Nonprofit Gives Kids “Reel” Hope

On July 26th, Pete and Kaycee Stanley of The Reel Hope Project were presented a check for $10,000. The occasion took place at an Elk River Rotary Meeting. Rotary Club President Robin Skinner and club member Tricia Downey were there to present the oversized check. The amount reflected the proceeds from the 2018 Taste of Elk River, where The Reel Hope Project was the signature recipient.

The Stanleys hosted a booth at the event where they shared information about their passion for helping children and gained some regular contributors. Their hope is to find a permanent home for every child who is available for adoption in Minnesota. “There is a mile-long waiting list for adopting healthy infants,” Kaycee Stanley says. “There are more than 1,000 kids in the state’s foster care system waiting for adoption.”

The pair uses their nonprofit to create videos that feature the personalities of the children who are waiting in the foster care system. The Reel Hope Project recently signed a contract with the Minnesota Department of Human Services which aids them in helping make videos for kids in every county in the state.

Pete and Kaycee have always wanted to adopt an older child from foster care. Often, when they would speak to others about it, they would get all sorts of negative comments. They knew they wanted to change the public’s attitude about foster adoption, but they didn’t know how. Kaycee first got the idea in 2016 when she discovered the group America’s Kids Belong. The videos made her really see the kids for who they were rather than just their situation. She saw her own opportunity to make a difference.

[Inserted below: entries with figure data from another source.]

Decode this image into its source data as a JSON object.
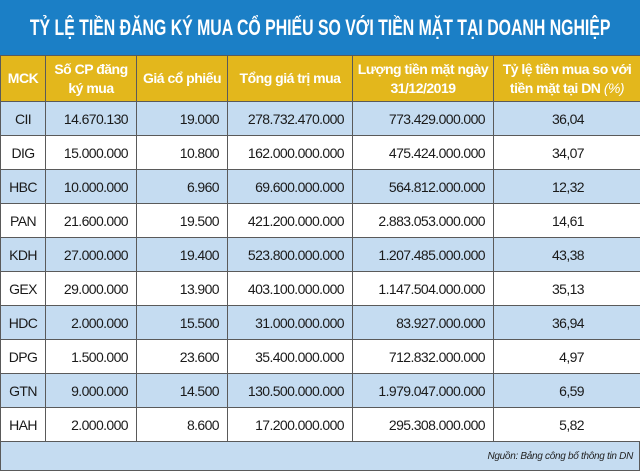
{
  "title": "TỶ LỆ TIỀN ĐĂNG KÝ MUA CỔ PHIẾU SO VỚI TIỀN MẶT TẠI DOANH NGHIỆP",
  "headers": [
    "MCK",
    "Số CP đăng ký mua",
    "Giá cổ phiếu",
    "Tổng giá trị mua",
    "Lượng tiền mặt ngày 31/12/2019",
    "Tỷ lệ tiền mua so với tiền mặt tại DN",
    "(%)"
  ],
  "rows": [
    [
      "CII",
      "14.670.130",
      "19.000",
      "278.732.470.000",
      "773.429.000.000",
      "36,04"
    ],
    [
      "DIG",
      "15.000.000",
      "10.800",
      "162.000.000.000",
      "475.424.000.000",
      "34,07"
    ],
    [
      "HBC",
      "10.000.000",
      "6.960",
      "69.600.000.000",
      "564.812.000.000",
      "12,32"
    ],
    [
      "PAN",
      "21.600.000",
      "19.500",
      "421.200.000.000",
      "2.883.053.000.000",
      "14,61"
    ],
    [
      "KDH",
      "27.000.000",
      "19.400",
      "523.800.000.000",
      "1.207.485.000.000",
      "43,38"
    ],
    [
      "GEX",
      "29.000.000",
      "13.900",
      "403.100.000.000",
      "1.147.504.000.000",
      "35,13"
    ],
    [
      "HDC",
      "2.000.000",
      "15.500",
      "31.000.000.000",
      "83.927.000.000",
      "36,94"
    ],
    [
      "DPG",
      "1.500.000",
      "23.600",
      "35.400.000.000",
      "712.832.000.000",
      "4,97"
    ],
    [
      "GTN",
      "9.000.000",
      "14.500",
      "130.500.000.000",
      "1.979.047.000.000",
      "6,59"
    ],
    [
      "HAH",
      "2.000.000",
      "8.600",
      "17.200.000.000",
      "295.308.000.000",
      "5,82"
    ]
  ],
  "source": "Nguồn: Bảng công bố thông tin DN",
  "colors": {
    "title_bg": "#1b7fc6",
    "header_bg": "#e3b71c",
    "alt_row": "#c5dcf1"
  }
}
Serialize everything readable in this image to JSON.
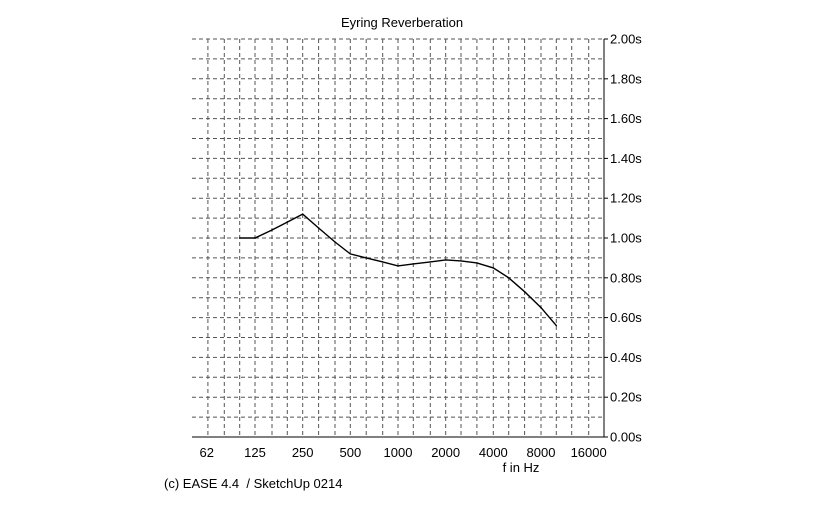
{
  "chart_data": {
    "type": "line",
    "title": "Eyring Reverberation",
    "xlabel": "f in Hz",
    "ylabel": "",
    "x_scale": "log",
    "x_tick_labels": [
      "62",
      "125",
      "250",
      "500",
      "1000",
      "2000",
      "4000",
      "8000",
      "16000"
    ],
    "y_tick_labels": [
      "2.00s",
      "1.80s",
      "1.60s",
      "1.40s",
      "1.20s",
      "1.00s",
      "0.80s",
      "0.60s",
      "0.40s",
      "0.20s",
      "0.00s"
    ],
    "ylim": [
      0,
      2.0
    ],
    "y_axis_side": "right",
    "grid": true,
    "series": [
      {
        "x": [
          100,
          125,
          160,
          200,
          250,
          315,
          400,
          500,
          630,
          800,
          1000,
          1250,
          1600,
          2000,
          2500,
          3150,
          4000,
          5000,
          6300,
          8000,
          10000
        ],
        "values": [
          1.0,
          1.0,
          1.04,
          1.08,
          1.12,
          1.05,
          0.98,
          0.92,
          0.9,
          0.88,
          0.86,
          0.87,
          0.88,
          0.89,
          0.885,
          0.875,
          0.85,
          0.8,
          0.73,
          0.65,
          0.56
        ]
      }
    ]
  },
  "footer": {
    "credit": "(c) EASE 4.4  / SketchUp 0214"
  }
}
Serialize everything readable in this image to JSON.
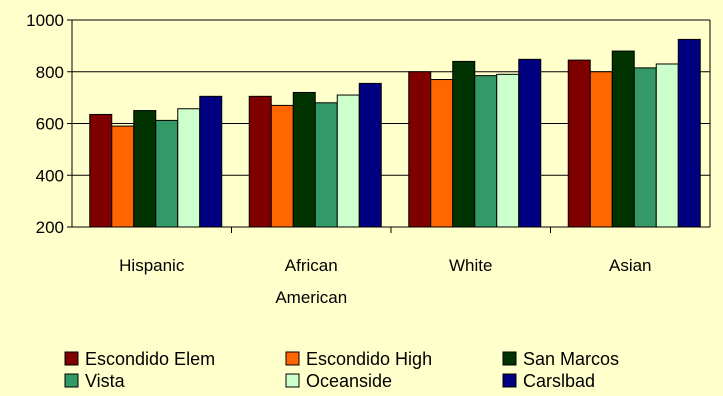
{
  "chart_data": {
    "type": "bar",
    "title": "",
    "xlabel": "",
    "ylabel": "",
    "categories": [
      [
        "Hispanic"
      ],
      [
        "African",
        "American"
      ],
      [
        "White"
      ],
      [
        "Asian"
      ]
    ],
    "ylim": [
      200,
      1000
    ],
    "yticks": [
      200,
      400,
      600,
      800,
      1000
    ],
    "grid": true,
    "legend_position": "bottom",
    "series": [
      {
        "name": "Escondido Elem",
        "color": "#800000",
        "values": [
          635,
          705,
          800,
          845
        ]
      },
      {
        "name": "Escondido High",
        "color": "#ff6600",
        "values": [
          590,
          670,
          770,
          800
        ]
      },
      {
        "name": "San Marcos",
        "color": "#003300",
        "values": [
          650,
          720,
          840,
          880
        ]
      },
      {
        "name": "Vista",
        "color": "#339966",
        "values": [
          612,
          680,
          785,
          815
        ]
      },
      {
        "name": "Oceanside",
        "color": "#ccffcc",
        "values": [
          657,
          710,
          790,
          830
        ]
      },
      {
        "name": "Carslbad",
        "color": "#000080",
        "values": [
          705,
          755,
          848,
          925
        ]
      }
    ]
  }
}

Kaycee took the idea and ran with it. Five months later, The Reel Hope Project was on its feet. She gave up her position as youth minister at her church and became the director of their organization. The Stanleys collaborated with their wedding videographer to make videos for the foster kids in their area. Their videos get placed on their website and are viewed at different churches across the state.

“There are 4,000 churches in Minnesota and 1,000 kids in foster care in need of adoption, so if one in every four churches has a family adopt a foster child, we would be there,” Kaycee said. The Stanleys feel that the churches can make all the difference.